De plus, les publications à fascicules ont parfois servi à créer des ouvrages de référence reliés et des encyclopédies, comme par exemple l'encyclopédie jeunesse Tout l'Univers diffusée en France entre les années 1960 et 1980.
Histoire
Avant l'invention de l'imprimerie, le système à peciae était utilisé dans les villes universitaires européennes. Les livres étaient divisés en sections appelées peciae. Les étudiants ou d'autres personnes pouvaient louer ces sections et les recopier à la main, de sorte que plusieurs personnes pouvaient travailler simultanément à la copie d'un même livre.
Avec l'avènement de l'imprimerie, la publication sérielle s'est généralisée. Entre 1728 et 1732, la traduction anglaise de l'ouvrage de Paul de Rapin, L'Histoire d'Angleterre, par Nicolas Tindal, fut publiée par un imprimeur londonien en fascicules mensuels. Un imprimeur concurrent tenta alors de rivaliser en vendant une autre traduction du même ouvrage en fascicules hebdomadaires à six pences[2]. À l'époque, l'impression d'un livre était un processus long : chaque section était imprimée successivement jusqu'à l'achèvement de l'ouvrage ; les sections étaient ensuite assemblées et le tirage pouvait être vendu. La possibilité de vendre les sections individuellement dès leur impression permettait à l'imprimeur de percevoir un revenu régulier pendant la production du livre et, potentiellement, d'accroître les ventes en s'adressant à un public qui ne pouvait pas se permettre d'acheter l'ouvrage complet.

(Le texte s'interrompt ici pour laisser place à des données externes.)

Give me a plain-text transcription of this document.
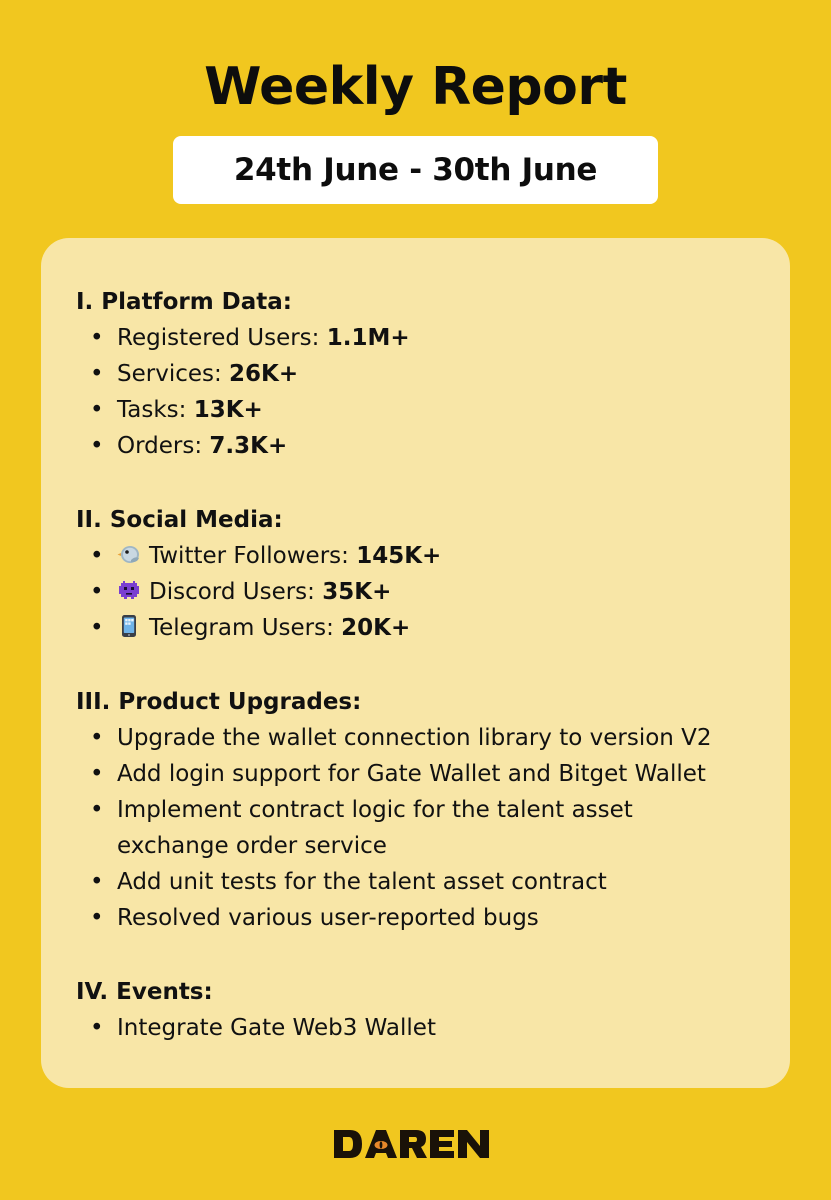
Weekly Report
24th June - 30th June
I. Platform Data:
• Registered Users: 1.1M+
• Services: 26K+
• Tasks: 13K+
• Orders: 7.3K+
II. Social Media:
• Twitter Followers: 145K+
• Discord Users: 35K+
• Telegram Users: 20K+
III. Product Upgrades:
• Upgrade the wallet connection library to version V2
• Add login support for Gate Wallet and Bitget Wallet
• Implement contract logic for the talent asset exchange order service
• Add unit tests for the talent asset contract
• Resolved various user-reported bugs
IV. Events:
• Integrate Gate Web3 Wallet
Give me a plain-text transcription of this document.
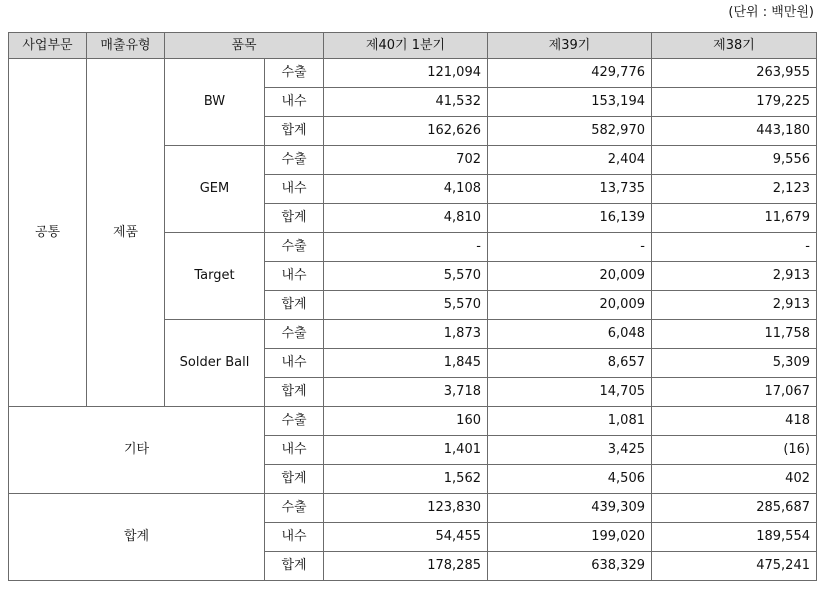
(단위 : 백만원)
사업부문	매출유형	품목		제40기 1분기	제39기	제38기
공통	제품	BW	수출	121,094	429,776	263,955
			내수	41,532	153,194	179,225
			합계	162,626	582,970	443,180
		GEM	수출	702	2,404	9,556
			내수	4,108	13,735	2,123
			합계	4,810	16,139	11,679
		Target	수출	-	-	-
			내수	5,570	20,009	2,913
			합계	5,570	20,009	2,913
		Solder Ball	수출	1,873	6,048	11,758
			내수	1,845	8,657	5,309
			합계	3,718	14,705	17,067
기타			수출	160	1,081	418
			내수	1,401	3,425	(16)
			합계	1,562	4,506	402
합계			수출	123,830	439,309	285,687
			내수	54,455	199,020	189,554
			합계	178,285	638,329	475,241
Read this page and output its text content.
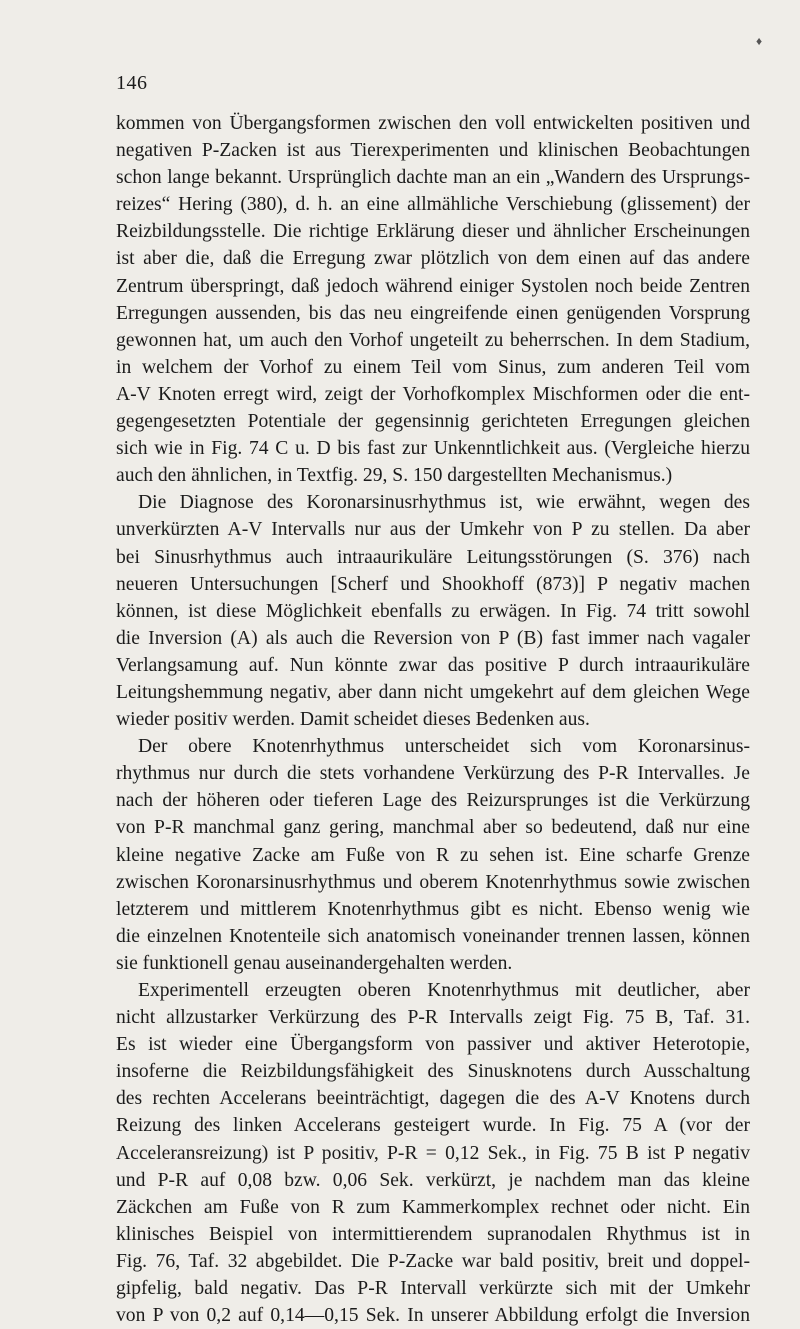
♦
146
kommen von Übergangsformen zwischen den voll entwickelten positiven und
negativen P-Zacken ist aus Tierexperimenten und klinischen Beobachtungen
schon lange bekannt. Ursprünglich dachte man an ein „Wandern des Ursprungs-
reizes“ Hering (380), d. h. an eine allmähliche Verschiebung (glissement) der
Reizbildungsstelle. Die richtige Erklärung dieser und ähnlicher Erscheinungen
ist aber die, daß die Erregung zwar plötzlich von dem einen auf das andere
Zentrum überspringt, daß jedoch während einiger Systolen noch beide Zentren
Erregungen aussenden, bis das neu eingreifende einen genügenden Vorsprung
gewonnen hat, um auch den Vorhof ungeteilt zu beherrschen. In dem Stadium,
in welchem der Vorhof zu einem Teil vom Sinus, zum anderen Teil vom
A-V Knoten erregt wird, zeigt der Vorhofkomplex Mischformen oder die ent-
gegengesetzten Potentiale der gegensinnig gerichteten Erregungen gleichen
sich wie in Fig. 74 C u. D bis fast zur Unkenntlichkeit aus. (Vergleiche hierzu
auch den ähnlichen, in Textfig. 29, S. 150 dargestellten Mechanismus.)
Die Diagnose des Koronarsinusrhythmus ist, wie erwähnt, wegen des
unverkürzten A-V Intervalls nur aus der Umkehr von P zu stellen. Da aber
bei Sinusrhythmus auch intraaurikuläre Leitungsstörungen (S. 376) nach
neueren Untersuchungen [Scherf und Shookhoff (873)] P negativ machen
können, ist diese Möglichkeit ebenfalls zu erwägen. In Fig. 74 tritt sowohl
die Inversion (A) als auch die Reversion von P (B) fast immer nach vagaler
Verlangsamung auf. Nun könnte zwar das positive P durch intraaurikuläre
Leitungshemmung negativ, aber dann nicht umgekehrt auf dem gleichen Wege
wieder positiv werden. Damit scheidet dieses Bedenken aus.
Der obere Knotenrhythmus unterscheidet sich vom Koronarsinus-
rhythmus nur durch die stets vorhandene Verkürzung des P-R Intervalles. Je
nach der höheren oder tieferen Lage des Reizursprunges ist die Verkürzung
von P-R manchmal ganz gering, manchmal aber so bedeutend, daß nur eine
kleine negative Zacke am Fuße von R zu sehen ist. Eine scharfe Grenze
zwischen Koronarsinusrhythmus und oberem Knotenrhythmus sowie zwischen
letzterem und mittlerem Knotenrhythmus gibt es nicht. Ebenso wenig wie
die einzelnen Knotenteile sich anatomisch voneinander trennen lassen, können
sie funktionell genau auseinandergehalten werden.
Experimentell erzeugten oberen Knotenrhythmus mit deutlicher, aber
nicht allzustarker Verkürzung des P-R Intervalls zeigt Fig. 75 B, Taf. 31.
Es ist wieder eine Übergangsform von passiver und aktiver Heterotopie,
insoferne die Reizbildungsfähigkeit des Sinusknotens durch Ausschaltung
des rechten Accelerans beeinträchtigt, dagegen die des A-V Knotens durch
Reizung des linken Accelerans gesteigert wurde. In Fig. 75 A (vor der
Acceleransreizung) ist P positiv, P-R = 0,12 Sek., in Fig. 75 B ist P negativ
und P-R auf 0,08 bzw. 0,06 Sek. verkürzt, je nachdem man das kleine
Zäckchen am Fuße von R zum Kammerkomplex rechnet oder nicht. Ein
klinisches Beispiel von intermittierendem supranodalen Rhythmus ist in
Fig. 76, Taf. 32 abgebildet. Die P-Zacke war bald positiv, breit und doppel-
gipfelig, bald negativ. Das P-R Intervall verkürzte sich mit der Umkehr
von P von 0,2 auf 0,14—0,15 Sek. In unserer Abbildung erfolgt die Inversion
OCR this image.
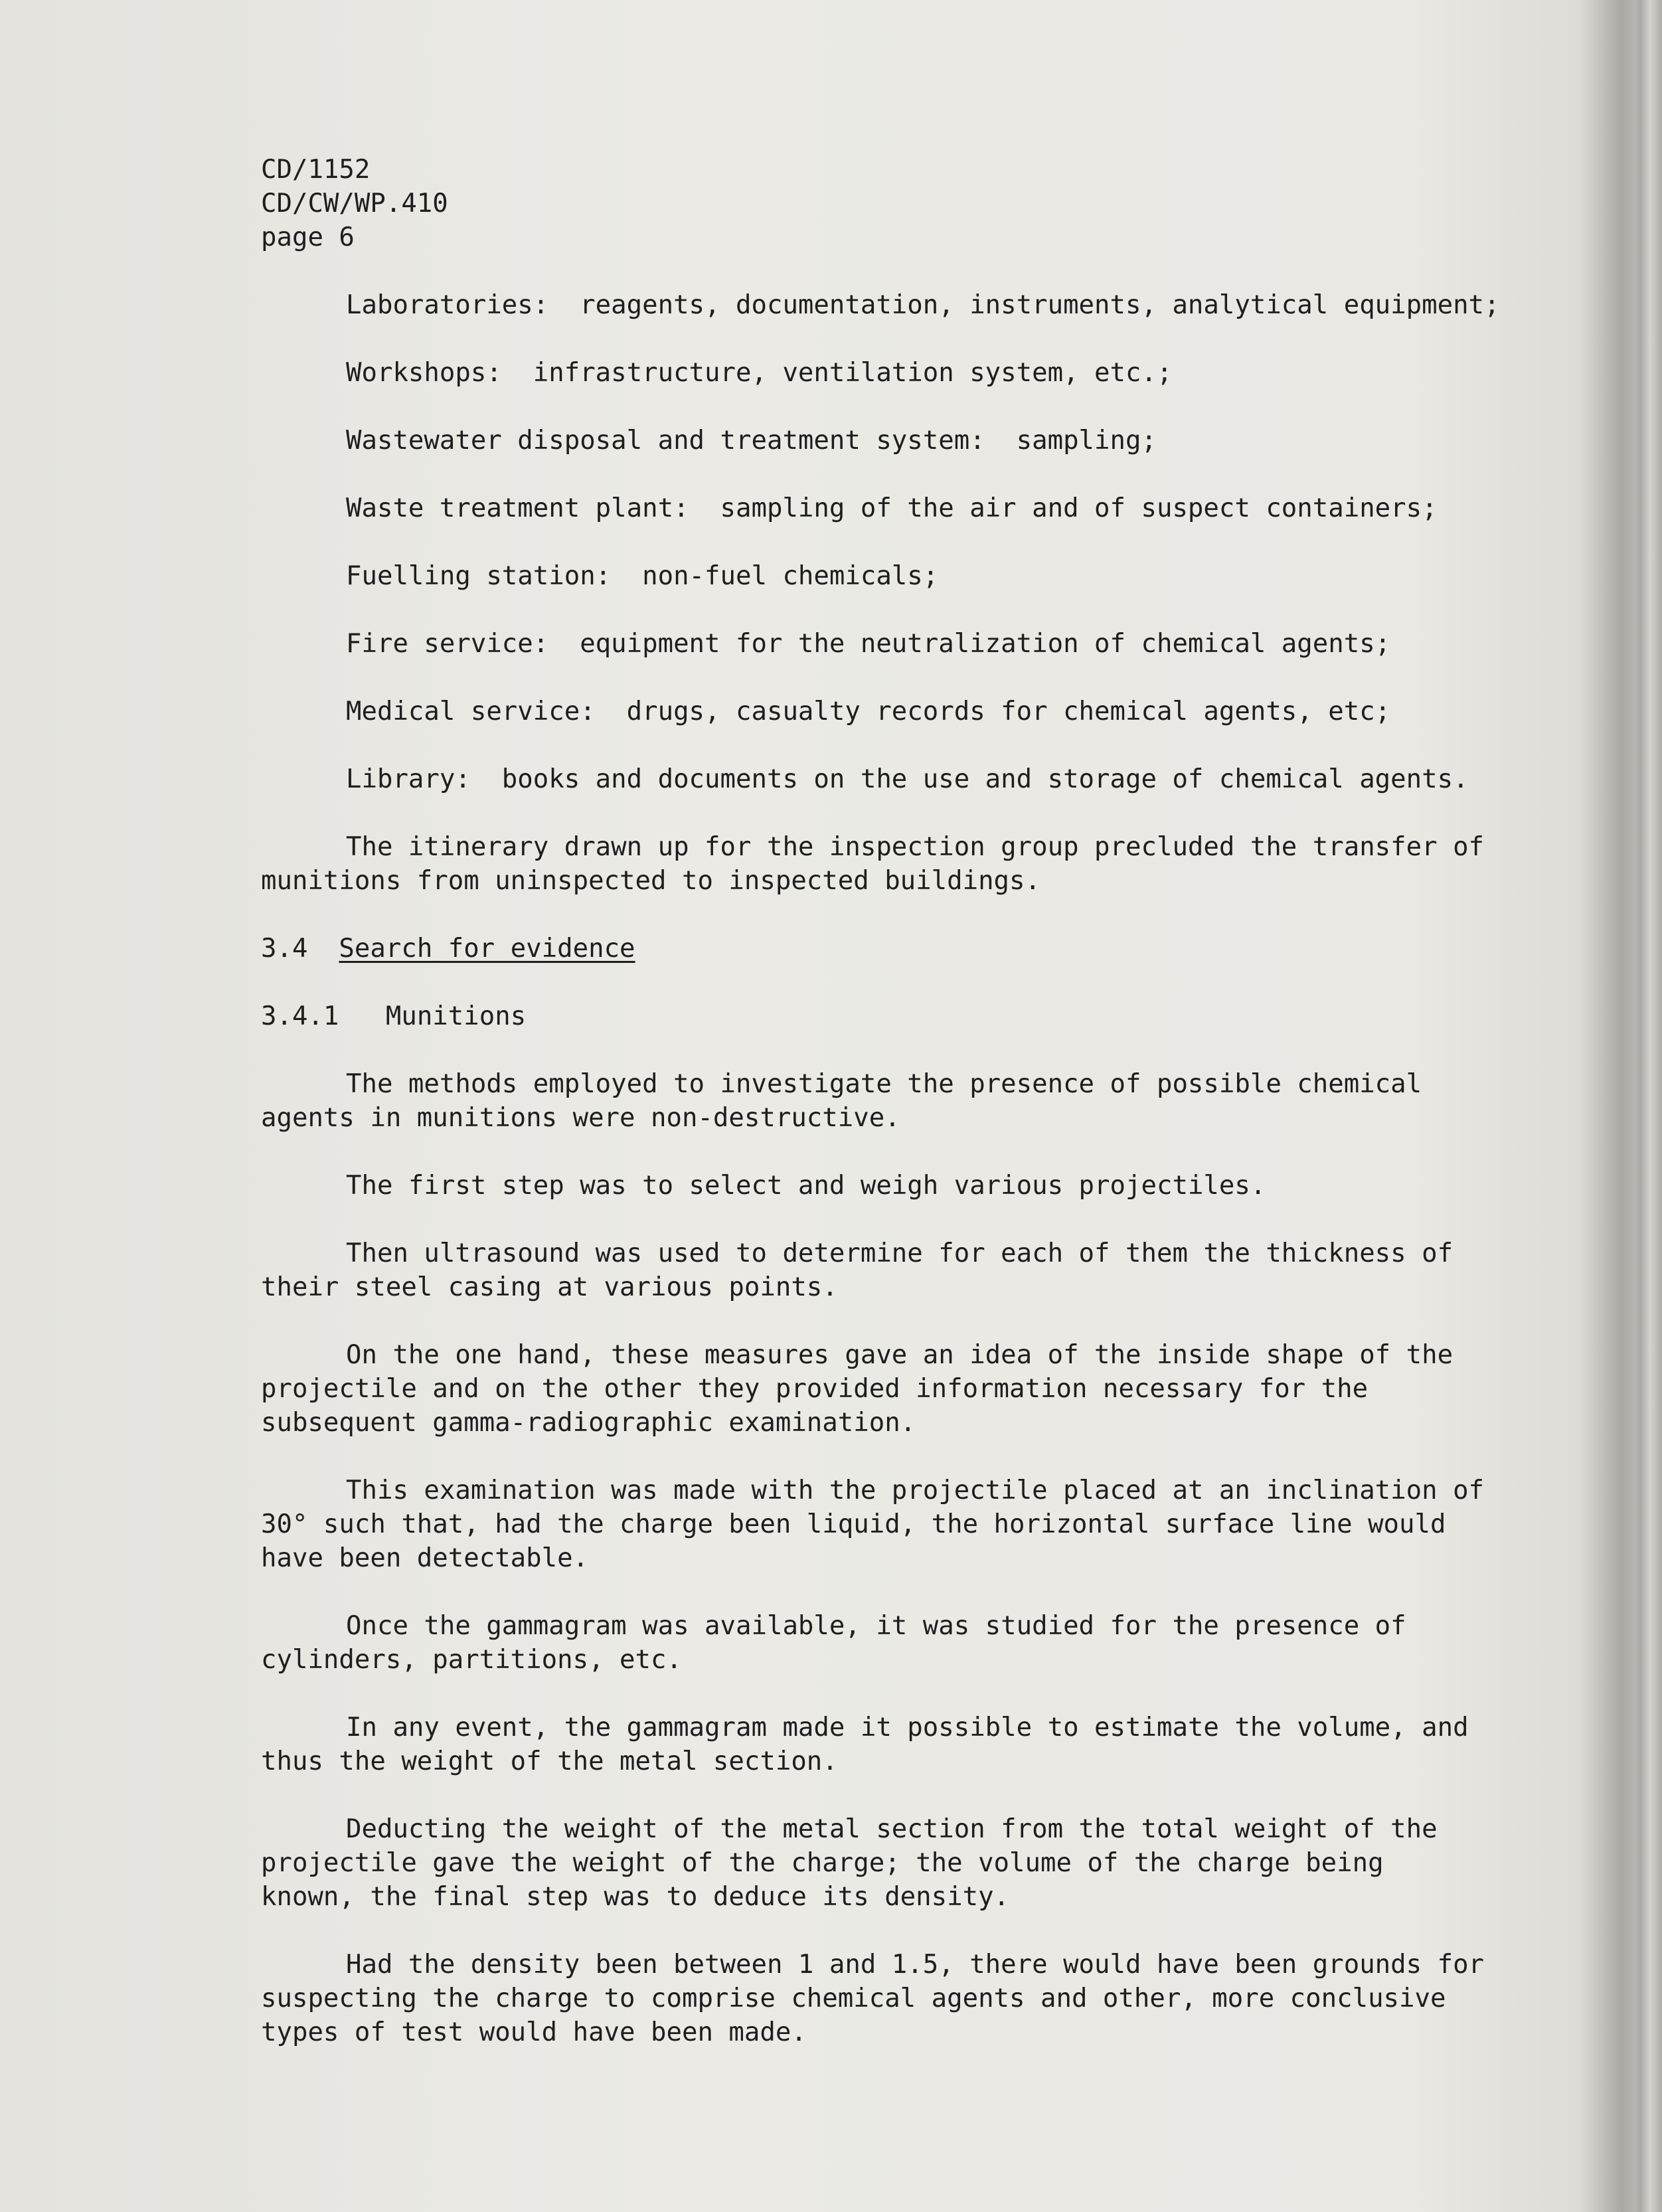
CD/1152
CD/CW/WP.410
page 6

Laboratories:  reagents, documentation, instruments, analytical equipment;

Workshops:  infrastructure, ventilation system, etc.;

Wastewater disposal and treatment system:  sampling;

Waste treatment plant:  sampling of the air and of suspect containers;

Fuelling station:  non-fuel chemicals;

Fire service:  equipment for the neutralization of chemical agents;

Medical service:  drugs, casualty records for chemical agents, etc;

Library:  books and documents on the use and storage of chemical agents.

The itinerary drawn up for the inspection group precluded the transfer of

munitions from uninspected to inspected buildings.

3.4 Search for evidence
3.4.1 Munitions

The methods employed to investigate the presence of possible chemical

agents in munitions were non-destructive.

The first step was to select and weigh various projectiles.

Then ultrasound was used to determine for each of them the thickness of

their steel casing at various points.

On the one hand, these measures gave an idea of the inside shape of the

projectile and on the other they provided information necessary for the

subsequent gamma-radiographic examination.

This examination was made with the projectile placed at an inclination of

30° such that, had the charge been liquid, the horizontal surface line would

have been detectable.

Once the gammagram was available, it was studied for the presence of

cylinders, partitions, etc.

In any event, the gammagram made it possible to estimate the volume, and

thus the weight of the metal section.

Deducting the weight of the metal section from the total weight of the

projectile gave the weight of the charge; the volume of the charge being

known, the final step was to deduce its density.

Had the density been between 1 and 1.5, there would have been grounds for

suspecting the charge to comprise chemical agents and other, more conclusive

types of test would have been made.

Au XIXe siècle, nombre de romans de Charles Dickens furent d'abord publiés en fascicules, comme Les Papiers posthumes du Pickwick Club en 19 parties entre 1836 et 1837 ou Le Magasin d'antiquités en 88 parties hebdomadaires entre avril 1840 et novembre 1841.
Au milieu du XXe siècle, des encyclopédies furent publiées en fascicules, mais aussi des ouvrages pratiques comme des livres de cuisine, de jardinage, ou de réparation automobile.
Critiques
Les collections à fascicules, notamment celles qui contiennent des pièces pour la construction de maquettes ou d'objets de collection similaires de faible valeur individuelle, sont souvent critiquées pour le prix exorbitant de leurs produits terminés.